If all three of them were together on the ship, Marcella would have rolled her eyes so hard into the back of her head that Skip would be wondering if they could ever come back around.
"What I was trying to show you was that the tremor's epicenter was essentially right where you're standing," Marcella explained. Skip found it hard to believe. "Right where I'm standing? Depth?" he asked.
"Depth reading is basically at surface level, sir. Error tolerance could have it as deep as half a meter, though," she answered.
"So that has to be a mistake, then. I'm tripping the sensors or otherwise interfering with their readings," Skip speculated.
"Maybe it wasn't the hallucinogens in your rations, just too many high-calorie snacks? You're getting chubby, Captain, but enough to cause quakes? We're getting you back on a strict regiment when we dock at port," Eva continued, like a middle child desperate for attention.
"Overwatch?" Skip asked, wanting to hear Marcella's thoughts on his guesswork.
"I was waiting for the stand-up to run through her material. It's extremely unlikely that the telemetry is wrong. No sensors are reporting errors, and even if one or two were faulty, the rest of the monitoring network would compensate," Marcella explained stoically.

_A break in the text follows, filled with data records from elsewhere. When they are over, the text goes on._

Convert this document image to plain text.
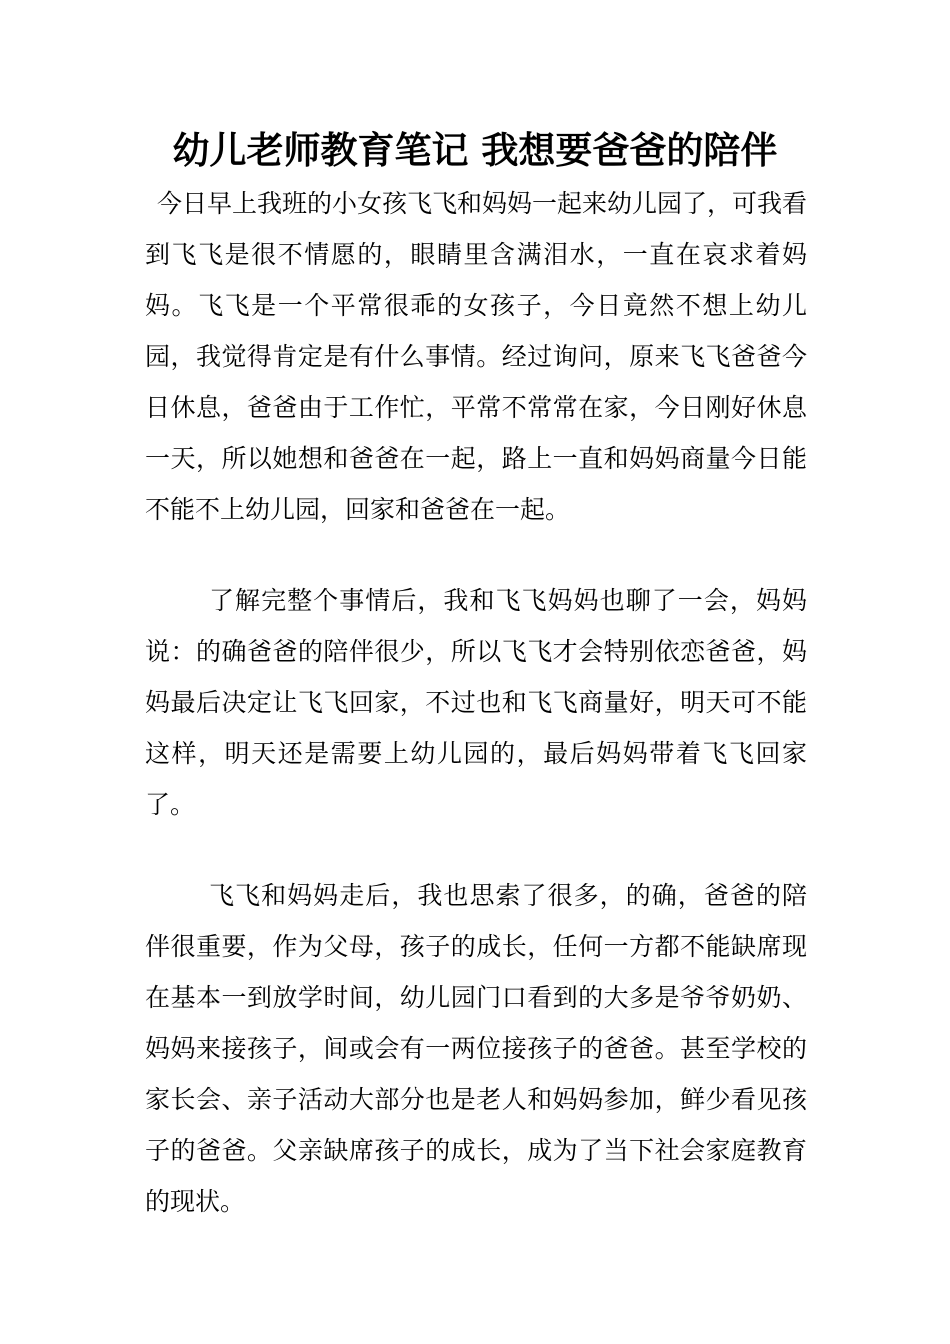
幼儿老师教育笔记 我想要爸爸的陪伴

今日早上我班的小女孩飞飞和妈妈一起来幼儿园了，可我看到飞飞是很不情愿的，眼睛里含满泪水，一直在哀求着妈妈。飞飞是一个平常很乖的女孩子，今日竟然不想上幼儿园，我觉得肯定是有什么事情。经过询问，原来飞飞爸爸今日休息，爸爸由于工作忙，平常不常常在家，今日刚好休息一天，所以她想和爸爸在一起，路上一直和妈妈商量今日能不能不上幼儿园，回家和爸爸在一起。

了解完整个事情后，我和飞飞妈妈也聊了一会，妈妈说：的确爸爸的陪伴很少，所以飞飞才会特别依恋爸爸，妈妈最后决定让飞飞回家，不过也和飞飞商量好，明天可不能这样，明天还是需要上幼儿园的，最后妈妈带着飞飞回家了。

飞飞和妈妈走后，我也思索了很多，的确，爸爸的陪伴很重要，作为父母，孩子的成长，任何一方都不能缺席现在基本一到放学时间，幼儿园门口看到的大多是爷爷奶奶、妈妈来接孩子，间或会有一两位接孩子的爸爸。甚至学校的家长会、亲子活动大部分也是老人和妈妈参加，鲜少看见孩子的爸爸。父亲缺席孩子的成长，成为了当下社会家庭教育的现状。
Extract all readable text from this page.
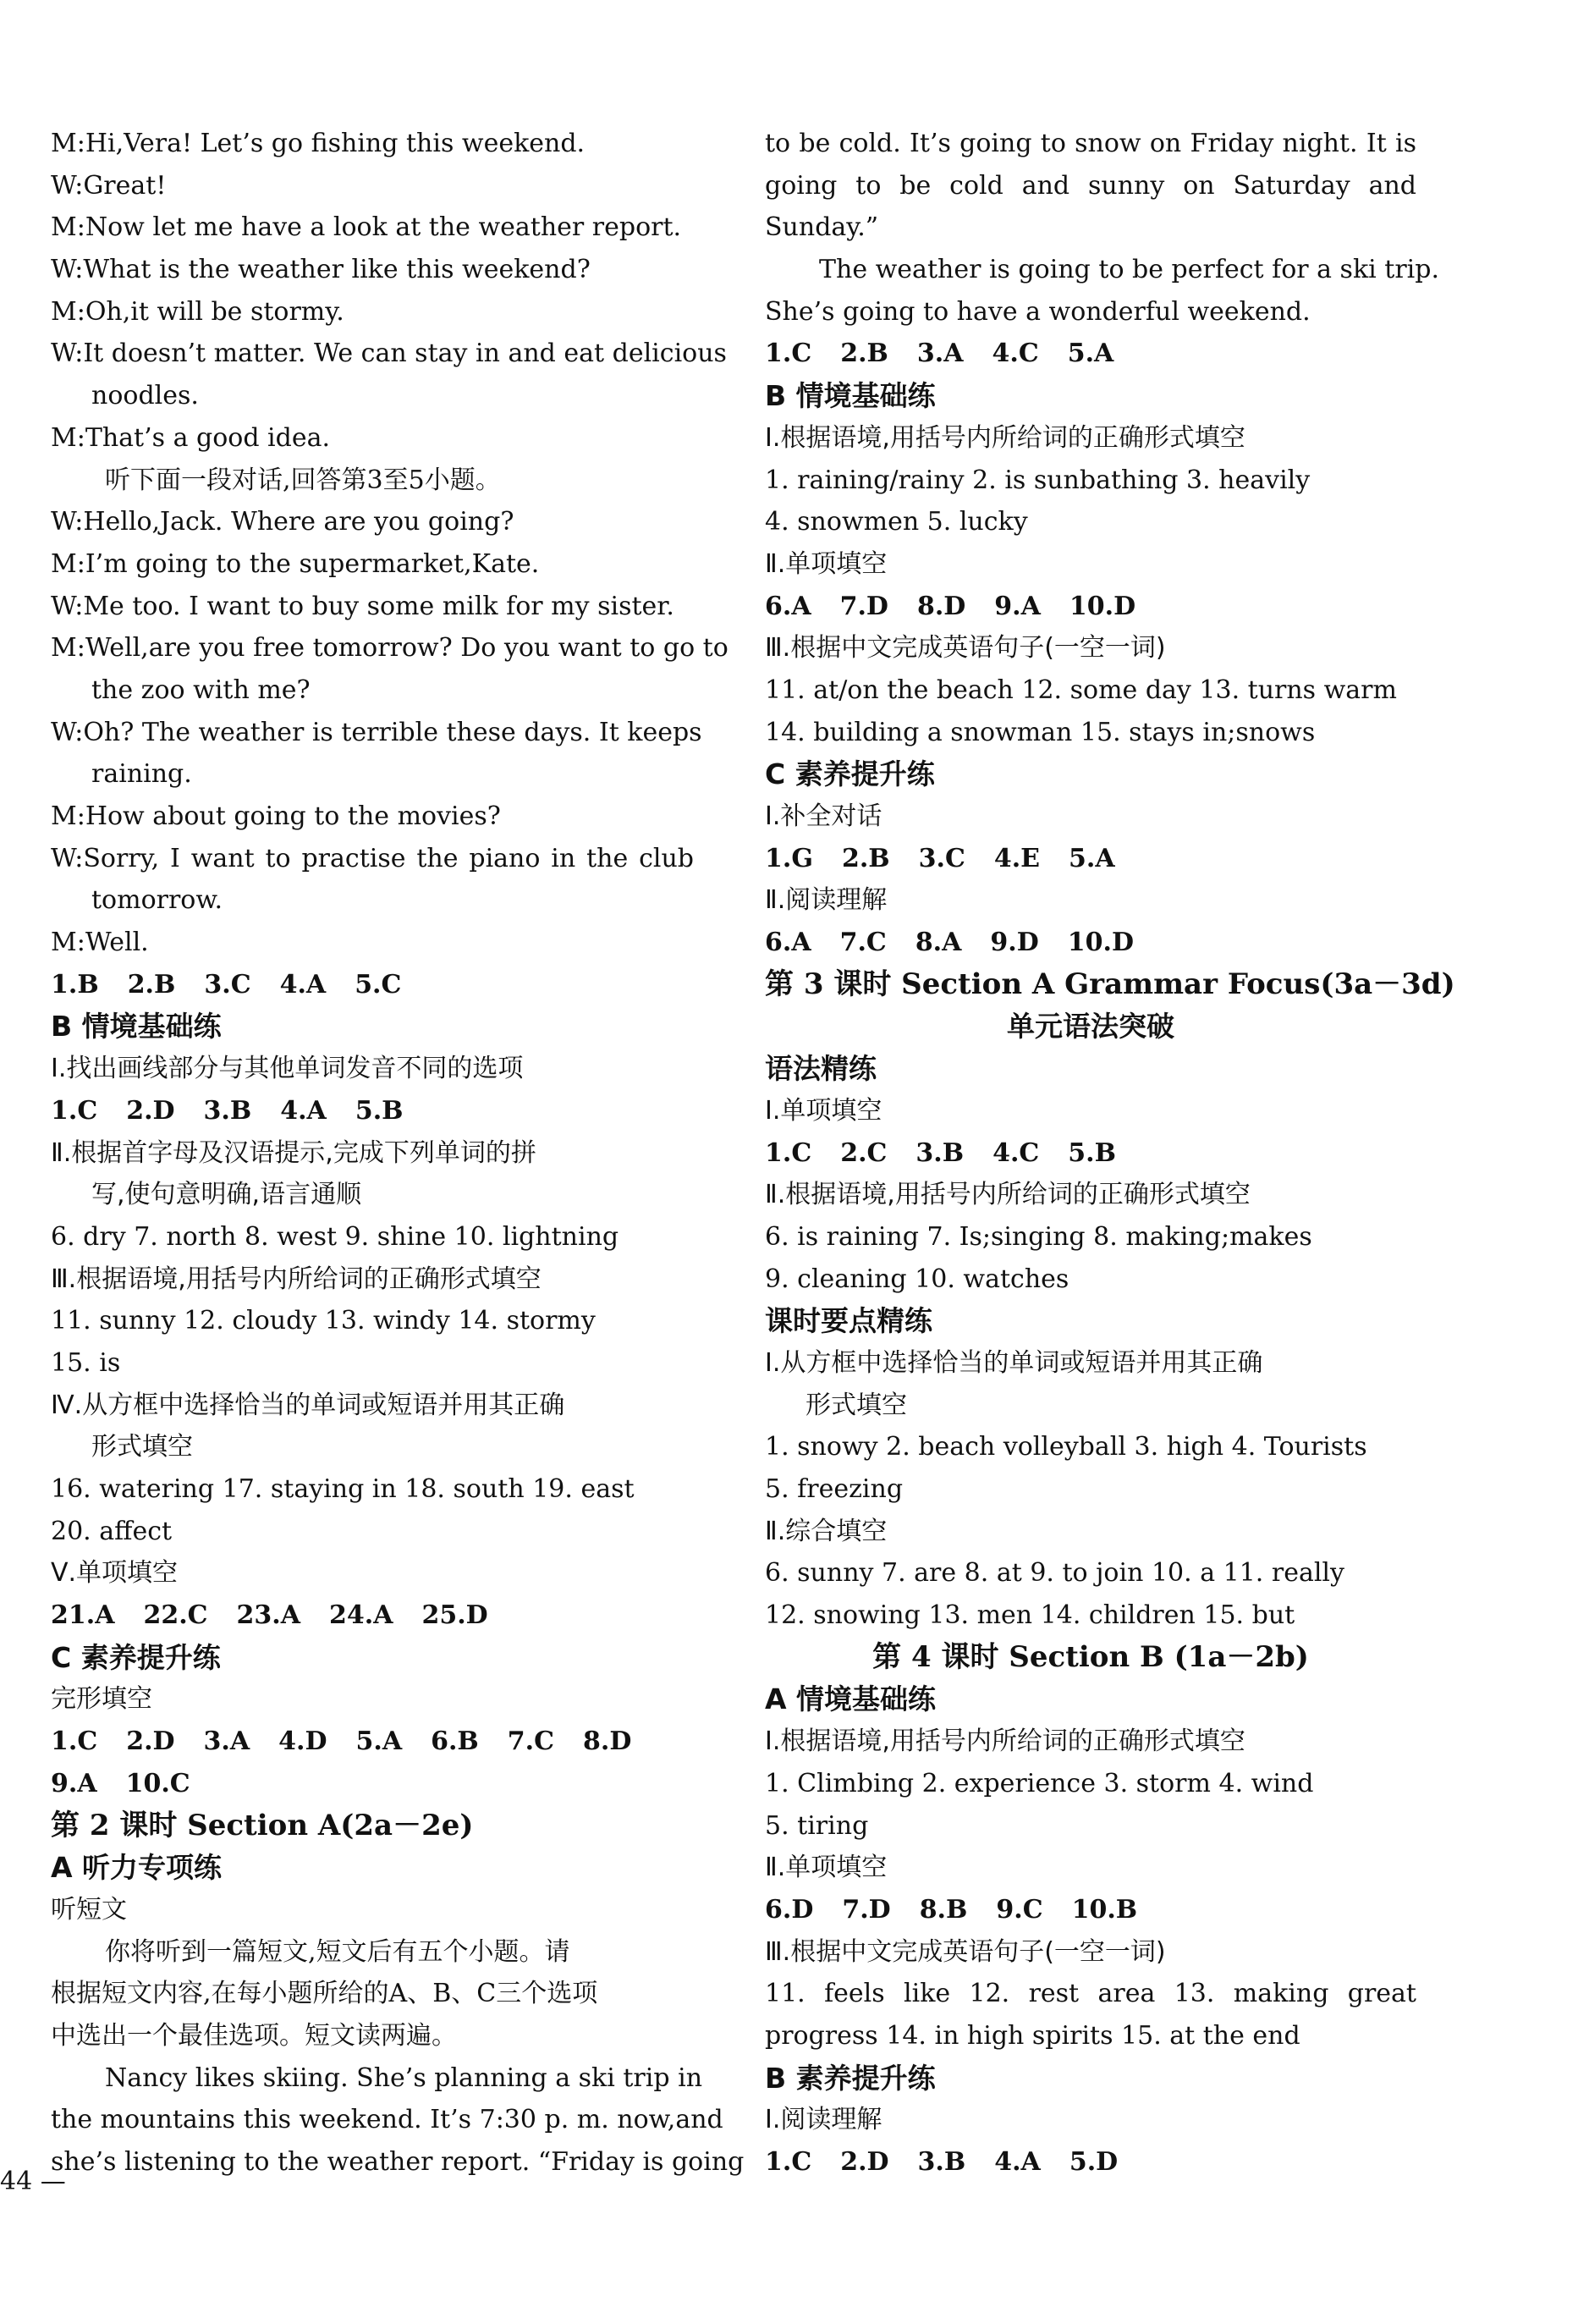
M:Hi,Vera! Let’s go fishing this weekend.
W:Great!
M:Now let me have a look at the weather report.
W:What is the weather like this weekend?
M:Oh,it will be stormy.
W:It doesn’t matter. We can stay in and eat delicious
noodles.
M:That’s a good idea.
听下面一段对话,回答第3至5小题。
W:Hello,Jack. Where are you going?
M:I’m going to the supermarket,Kate.
W:Me too. I want to buy some milk for my sister.
M:Well,are you free tomorrow? Do you want to go to
the zoo with me?
W:Oh? The weather is terrible these days. It keeps
raining.
M:How about going to the movies?
W:Sorry, I want to practise the piano in the club
tomorrow.
M:Well.
1.B 2.B 3.C 4.A 5.C
B 情境基础练
Ⅰ.找出画线部分与其他单词发音不同的选项
1.C 2.D 3.B 4.A 5.B
Ⅱ.根据首字母及汉语提示,完成下列单词的拼
写,使句意明确,语言通顺
6. dry 7. north 8. west 9. shine 10. lightning
Ⅲ.根据语境,用括号内所给词的正确形式填空
11. sunny 12. cloudy 13. windy 14. stormy
15. is
Ⅳ.从方框中选择恰当的单词或短语并用其正确
形式填空
16. watering 17. staying in 18. south 19. east
20. affect
Ⅴ.单项填空
21.A 22.C 23.A 24.A 25.D
C 素养提升练
完形填空
1.C 2.D 3.A 4.D 5.A 6.B 7.C 8.D
9.A 10.C
第 2 课时 Section A(2a－2e)
A 听力专项练
听短文
你将听到一篇短文,短文后有五个小题。请
根据短文内容,在每小题所给的A、B、C三个选项
中选出一个最佳选项。短文读两遍。
Nancy likes skiing. She’s planning a ski trip in
the mountains this weekend. It’s 7:30 p. m. now,and
she’s listening to the weather report. “Friday is going
to be cold. It’s going to snow on Friday night. It is
going to be cold and sunny on Saturday and
Sunday.”
The weather is going to be perfect for a ski trip.
She’s going to have a wonderful weekend.
1.C 2.B 3.A 4.C 5.A
B 情境基础练
Ⅰ.根据语境,用括号内所给词的正确形式填空
1. raining/rainy 2. is sunbathing 3. heavily
4. snowmen 5. lucky
Ⅱ.单项填空
6.A 7.D 8.D 9.A 10.D
Ⅲ.根据中文完成英语句子(一空一词)
11. at/on the beach 12. some day 13. turns warm
14. building a snowman 15. stays in;snows
C 素养提升练
Ⅰ.补全对话
1.G 2.B 3.C 4.E 5.A
Ⅱ.阅读理解
6.A 7.C 8.A 9.D 10.D
第 3 课时 Section A Grammar Focus(3a－3d)
单元语法突破
语法精练
Ⅰ.单项填空
1.C 2.C 3.B 4.C 5.B
Ⅱ.根据语境,用括号内所给词的正确形式填空
6. is raining 7. Is;singing 8. making;makes
9. cleaning 10. watches
课时要点精练
Ⅰ.从方框中选择恰当的单词或短语并用其正确
形式填空
1. snowy 2. beach volleyball 3. high 4. Tourists
5. freezing
Ⅱ.综合填空
6. sunny 7. are 8. at 9. to join 10. a 11. really
12. snowing 13. men 14. children 15. but
第 4 课时 Section B (1a－2b)
A 情境基础练
Ⅰ.根据语境,用括号内所给词的正确形式填空
1. Climbing 2. experience 3. storm 4. wind
5. tiring
Ⅱ.单项填空
6.D 7.D 8.B 9.C 10.B
Ⅲ.根据中文完成英语句子(一空一词)
11. feels like 12. rest area 13. making great
progress 14. in high spirits 15. at the end
B 素养提升练
Ⅰ.阅读理解
1.C 2.D 3.B 4.A 5.D
44 —
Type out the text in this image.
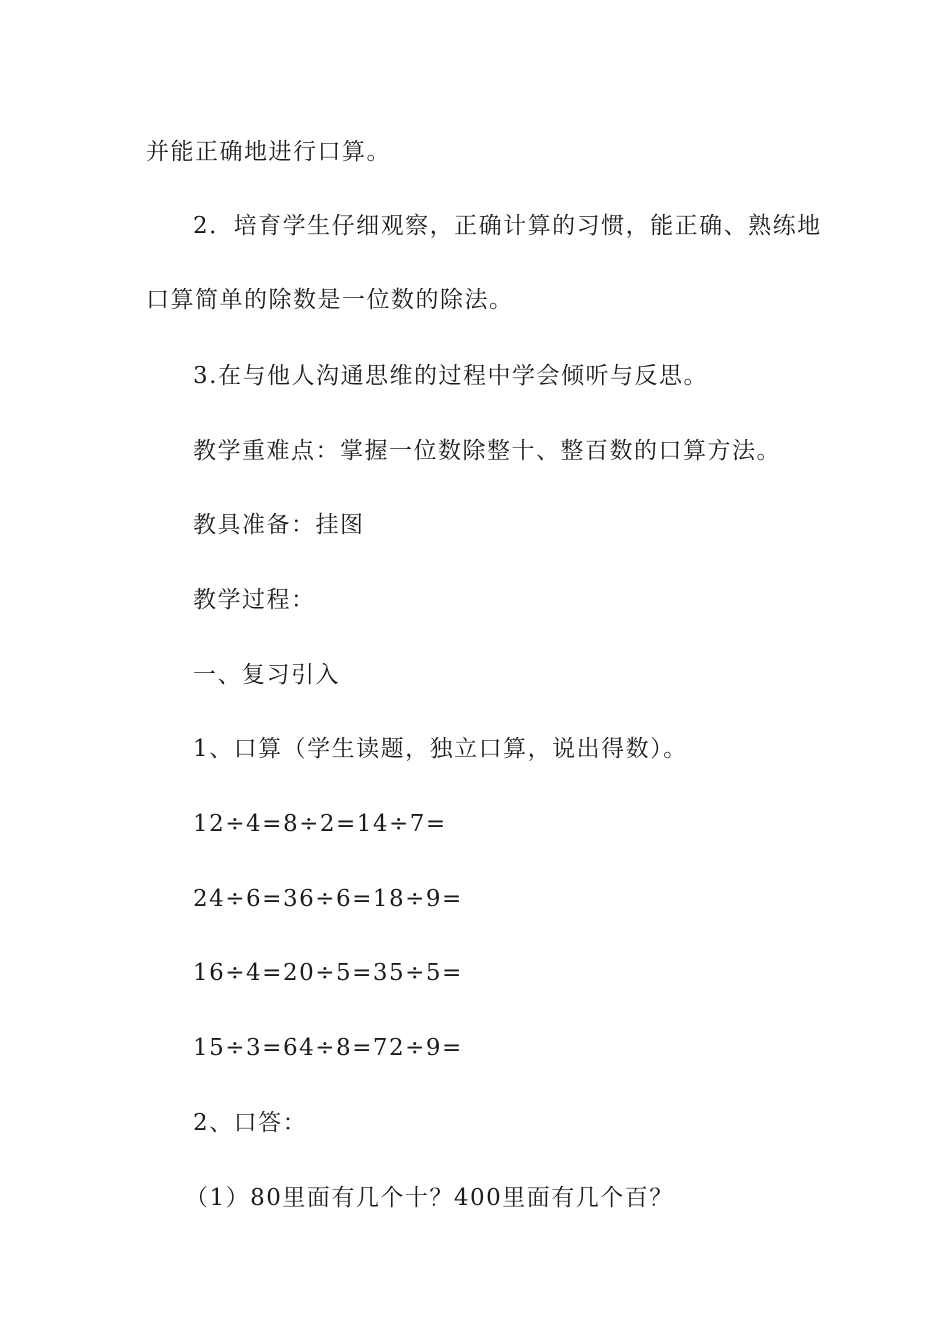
并能正确地进行口算。
2．培育学生仔细观察，正确计算的习惯，能正确、熟练地
口算简单的除数是一位数的除法。
3.在与他人沟通思维的过程中学会倾听与反思。
教学重难点：掌握一位数除整十、整百数的口算方法。
教具准备：挂图
教学过程：
一、复习引入
1、口算（学生读题，独立口算，说出得数）。
12÷4=8÷2=14÷7=
24÷6=36÷6=18÷9=
16÷4=20÷5=35÷5=
15÷3=64÷8=72÷9=
2、口答：
（1）80里面有几个十？400里面有几个百？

Skip had no problem with Eva's constant attempts to add levity to the situation. She was as intelligent as anyone else on the team. She knew what they knew. This rock was not seismically active. It had been monitored and studied for years before the first manned missions were ever conceived of.
Even if all the previous studies were wrong, why now? Why here? Skip tried to calculate the odds. Something wasn't right.
"I'm making the call to cease surface operations until we figure this out," Skip said suddenly. "Eva, rendezvous at the ranger as soon as possible."
She sighed, and radioed in an uncharacteristically curt, "Okay." No more jokes. She wouldn't have made the same decision, but that was also why she wasn't the leader of the mission.
"I'll begin to prep the docking bay," Marcella said.